I can feel my world crashing down. I want to scream and yell at him, the betrayal pierces my heart and stabs my guts but I'm scared, scared of what'll happen to my mother.

A little voice wants me to give up, it's been years, she's showing no signs of waking up. If I let her go, he'll have nothing to hold over me.

I've said it before that my mother will never be collateral damage... I'm numb and in shock. I don't know what to do.

"When will you get married?" My voice is shaky and tiny, I feel invisible just like how he has painted me to be.

"I don't know.

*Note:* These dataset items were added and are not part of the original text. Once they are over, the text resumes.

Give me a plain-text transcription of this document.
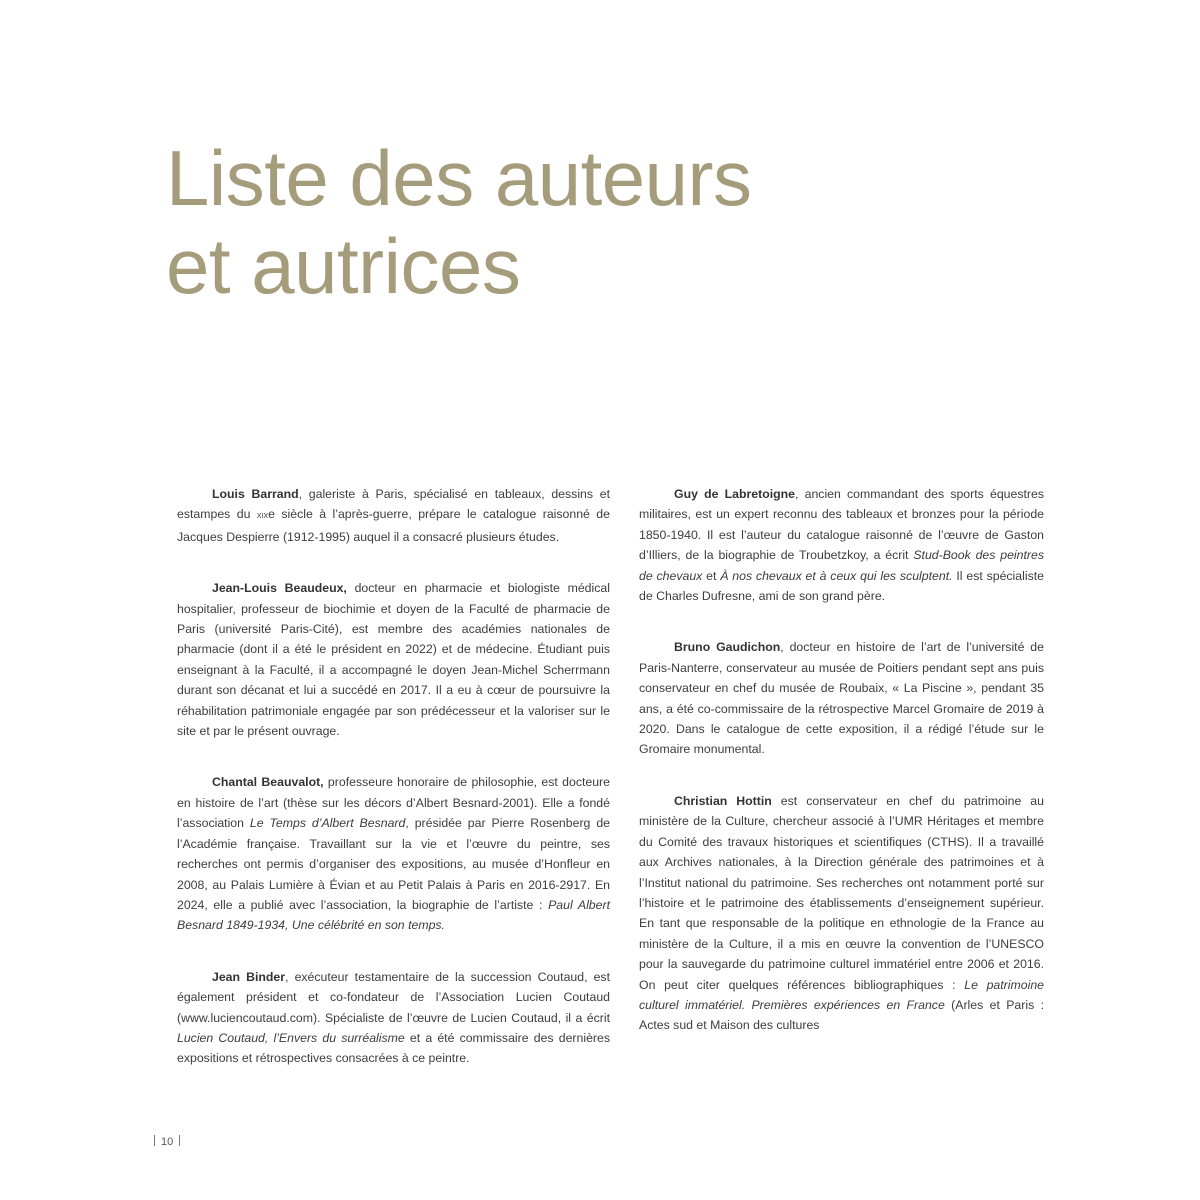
Liste des auteurs
et autrices

Louis Barrand, galeriste à Paris, spécialisé en tableaux, dessins et estampes du xixe siècle à l’après-guerre, prépare le catalogue raisonné de Jacques Despierre (1912-1995) auquel il a consacré plusieurs études.

Jean-Louis Beaudeux, docteur en pharmacie et biologiste médical hospitalier, professeur de biochimie et doyen de la Faculté de pharmacie de Paris (université Paris-Cité), est membre des académies nationales de pharmacie (dont il a été le président en 2022) et de médecine. Étudiant puis enseignant à la Faculté, il a accompagné le doyen Jean-Michel Scherrmann durant son décanat et lui a succédé en 2017. Il a eu à cœur de poursuivre la réhabilitation patrimoniale engagée par son prédécesseur et la valoriser sur le site et par le présent ouvrage.

Chantal Beauvalot, professeure honoraire de philosophie, est docteure en histoire de l’art (thèse sur les décors d’Albert Besnard-2001). Elle a fondé l’association Le Temps d’Albert Besnard, présidée par Pierre Rosenberg de l’Académie française. Travaillant sur la vie et l’œuvre du peintre, ses recherches ont permis d’organiser des expositions, au musée d’Honfleur en 2008, au Palais Lumière à Évian et au Petit Palais à Paris en 2016-2917. En 2024, elle a publié avec l’association, la biographie de l’artiste : Paul Albert Besnard 1849-1934, Une célébrité en son temps.

Jean Binder, exécuteur testamentaire de la succession Coutaud, est également président et co-fondateur de l’Association Lucien Coutaud (www.luciencoutaud.com). Spécialiste de l’œuvre de Lucien Coutaud, il a écrit Lucien Coutaud, l’Envers du surréalisme et a été commissaire des dernières expositions et rétrospectives consacrées à ce peintre.

Guy de Labretoigne, ancien commandant des sports équestres militaires, est un expert reconnu des tableaux et bronzes pour la période 1850-1940. Il est l’auteur du catalogue raisonné de l’œuvre de Gaston d’Illiers, de la biographie de Troubetzkoy, a écrit Stud-Book des peintres de chevaux et À nos chevaux et à ceux qui les sculptent. Il est spécialiste de Charles Dufresne, ami de son grand père.

Bruno Gaudichon, docteur en histoire de l’art de l’université de Paris-Nanterre, conservateur au musée de Poitiers pendant sept ans puis conservateur en chef du musée de Roubaix, « La Piscine », pendant 35 ans, a été co-commissaire de la rétrospective Marcel Gromaire de 2019 à 2020. Dans le catalogue de cette exposition, il a rédigé l’étude sur le Gromaire monumental.

Christian Hottin est conservateur en chef du patrimoine au ministère de la Culture, chercheur associé à l’UMR Héritages et membre du Comité des travaux historiques et scientifiques (CTHS). Il a travaillé aux Archives nationales, à la Direction générale des patrimoines et à l’Institut national du patrimoine. Ses recherches ont notamment porté sur l’histoire et le patrimoine des établissements d’enseignement supérieur. En tant que responsable de la politique en ethnologie de la France au ministère de la Culture, il a mis en œuvre la convention de l’UNESCO pour la sauvegarde du patrimoine culturel immatériel entre 2006 et 2016. On peut citer quelques références bibliographiques : Le patrimoine culturel immatériel. Premières expériences en France (Arles et Paris : Actes sud et Maison des cultures

10
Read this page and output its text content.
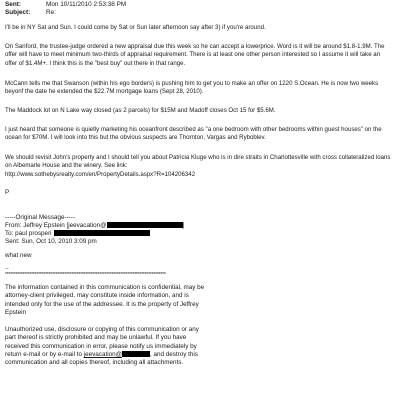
Sent:	Mon 10/11/2010 2:53:38 PM
Subject: Re:

I'll be in NY Sat and Sun. I could come by Sat or Sun later afternoon say after 3) if you're around.

On Sanford, the trustee-judge ordered a new appraisal due this week so he can accept a lowerprice. Word is it will be around $1.8-1.9M. The offer will have to meet minimum two-thirds of appraisal requirement. There is at least one other person interested so I assume it will take an offer of $1.4M+. I think this is the "best buy" out there in that range.

McCann tells me that Swanson (within his ego borders) is pushing him to get you to make an offer on 1220 S.Ocean. He is now two weeks beyonf the date he extended the $22.7M mortgage loans (Sept 28, 2010).

The Maddock lot on N Lake way closed (as 2 parcels) for $15M and Madoff closes Oct 15 for $5.6M.

I just heard that someone is quietly marketing his oceanfront described as "a one bedroom with other bedrooms within guest houses" on the ocean for $70M. I will look into this but the obvious suspects are Thornton, Vargas and Ryboblev.

We should revisit John's property and I should tell you about Patricia Kluge who is in dire straits in Charlottesville with cross collateralized loans on Albemarle House and the winery. See link:
http://www.sothebysrealty.com/en/PropertyDetails.aspx?R=104206342
P
-----Original Message-----
From: Jeffrey Epstein [jeevacation@	]
To: paul prosperi
Sent: Sun, Oct 10, 2010 3:09 pm
what new
--
********************************************************************************************

The information contained in this communication is confidential, may be attorney-client privileged, may constitute inside information, and is intended only for the use of the addressee. It is the property of Jeffrey Epstein

Unauthorized use, disclosure or copying of this communication or any part thereof is strictly prohibited and may be unlawful. If you have received this communication in error, please notify us immediately by return e-mail or by e-mail to jeevacation@	, and destroy this communication and all copies thereof, including all attachments.
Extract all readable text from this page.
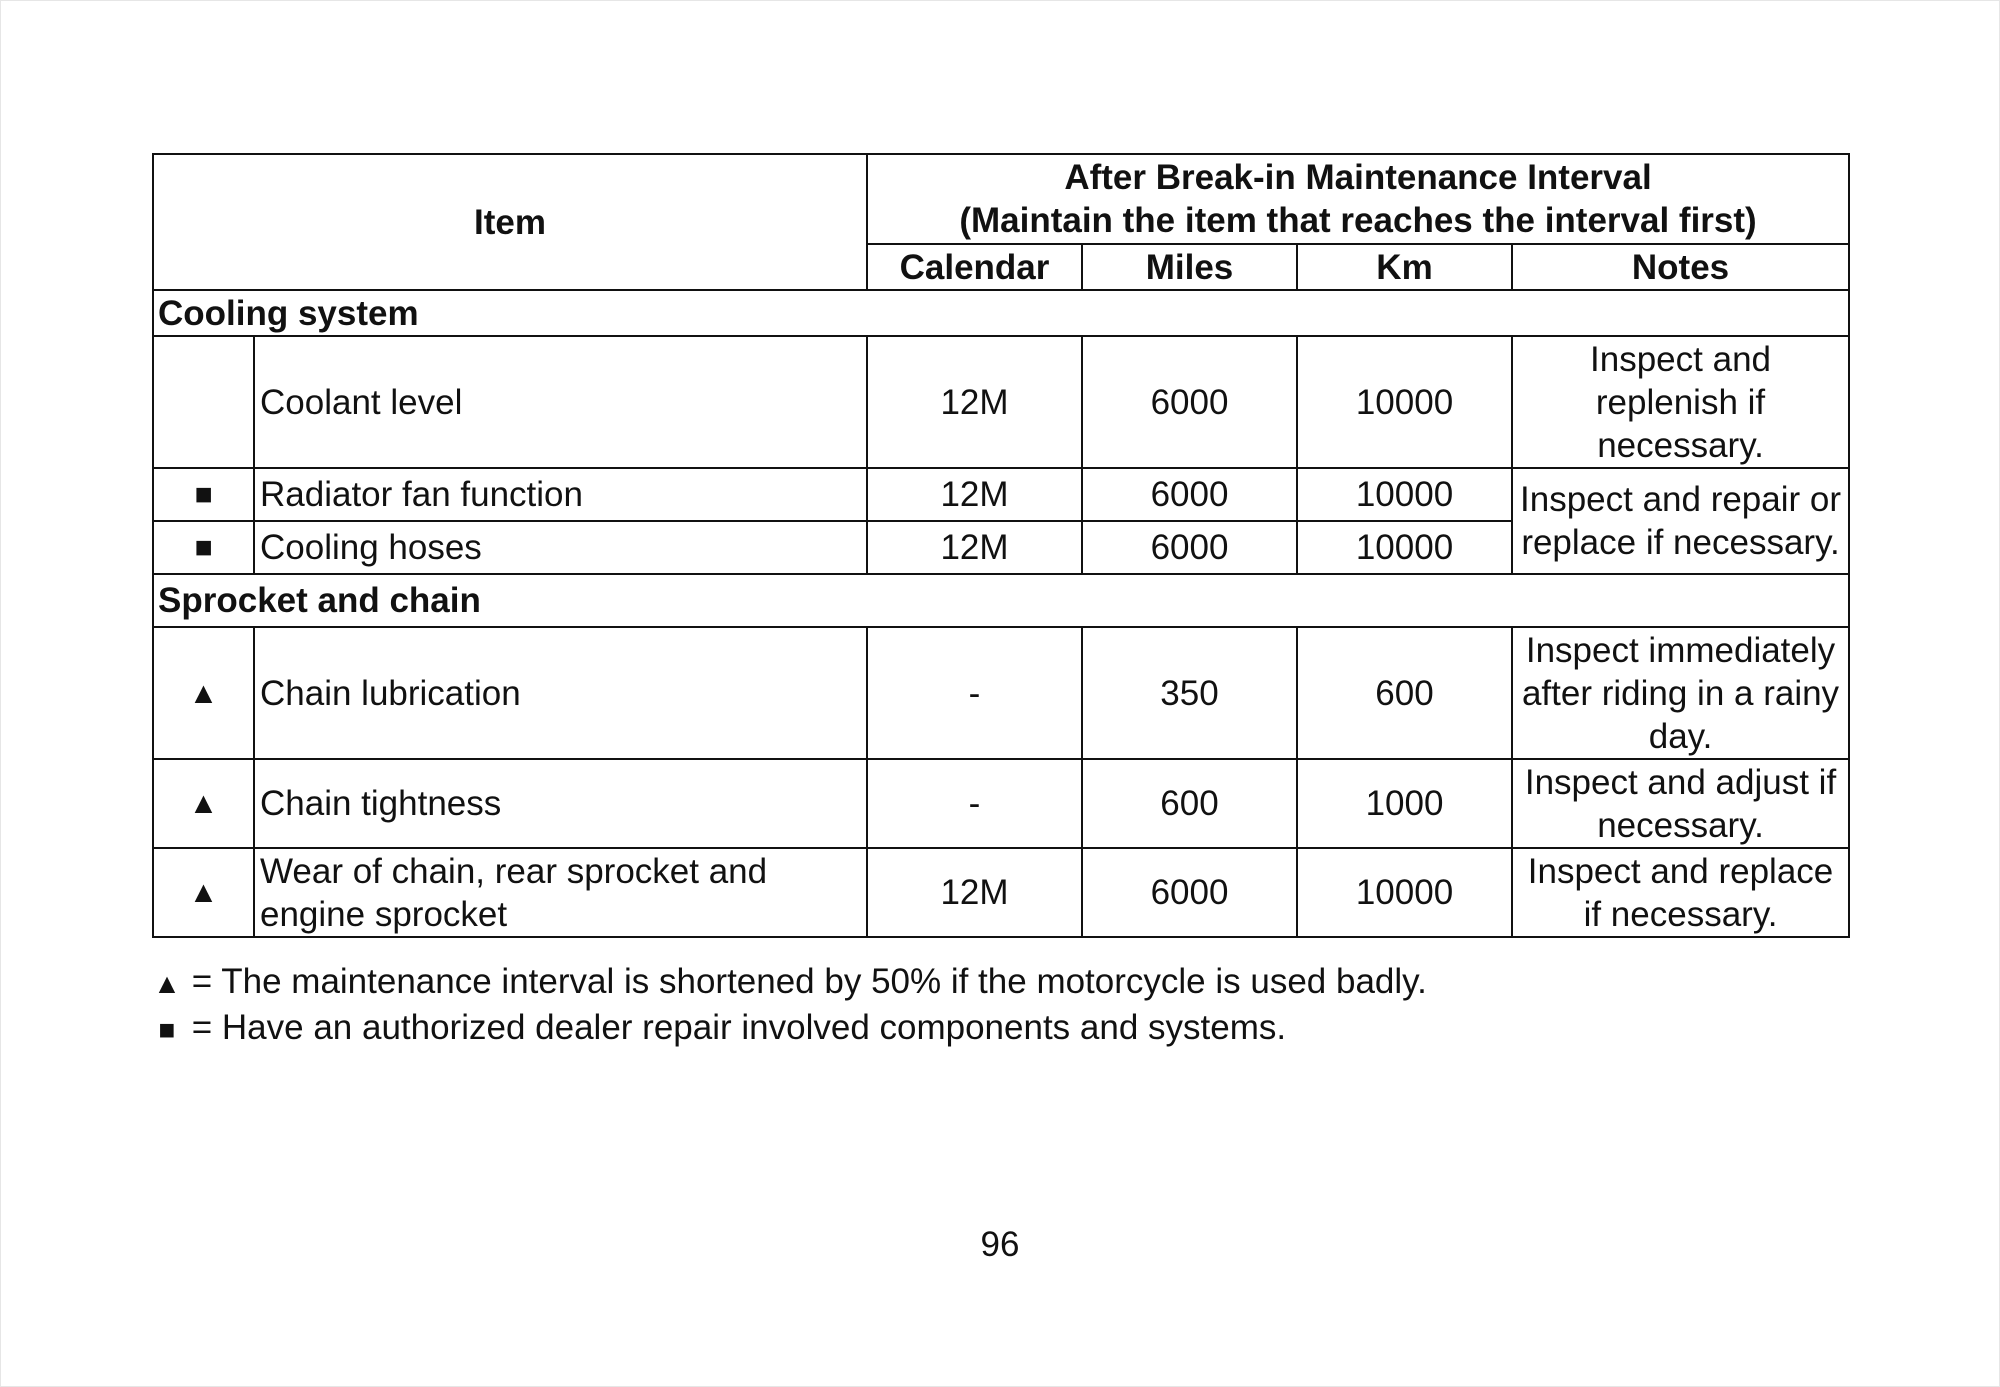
Item		After Break-in Maintenance Interval
(Maintain the item that reaches the interval first)			

		Calendar	Miles	Km	Notes
Cooling system					
	Coolant level	12M	6000	10000	Inspect and
replenish if
necessary.
■	Radiator fan function	12M	6000	10000	Inspect and repair or
replace if necessary.
■	Cooling hoses	12M	6000	10000	
Sprocket and chain					
▲	Chain lubrication	-	350	600	Inspect immediately
after riding in a rainy
day.
▲	Chain tightness	-	600	1000	Inspect and adjust if
necessary.
▲	Wear of chain, rear sprocket and engine sprocket	12M	6000	10000	Inspect and replace
if necessary.
▲ = The maintenance interval is shortened by 50% if the motorcycle is used badly.
■ = Have an authorized dealer repair involved components and systems.
96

The date hasn't been set yet. We can go house hunting tomorrow but... You'll have to be in the shadows. Since news of my engagement is already out, they'll believe we're getting separated-"

"Which is what we should be doing," I tried to tell him.

"That's not anyone's decision to make but mine," he's standing before me again reaching for my hands and I shiver when he holds me. The tears rolled down my cheeks effortlessly, my heart weeping in his bitter sweet embrace.

His hands unzip my dress, sliding into my gown caressing and holding my skin so passionately as he kisses my neck. "Are you upset?"

Upset is an insult to what I feel. I don't even have the right to be upset. I am ashamed, I am hurt, I am bruised, I am in chains and unable to breathe without the reality of my stuck up position choking meaning.

"What can I do to make it up to you?"

Love me.

Choose me.

Want me.

Need me.

"If there's anything you want, I'll get it or do you want us to do it raw tonight? I know you like that. What are the chances that you'll get pregnant for me?"

Whenever he says that, my heart always does a flip but today, it's different. Can I really raise a child in this loveless pretentious contract relationship?

No, tonight is all about me.

"I want you... to cum inside me tonight," I'm trembling with a clenched fist as I make my demand. "All night long."

If he won't give me his love, he can as well give me a part of him.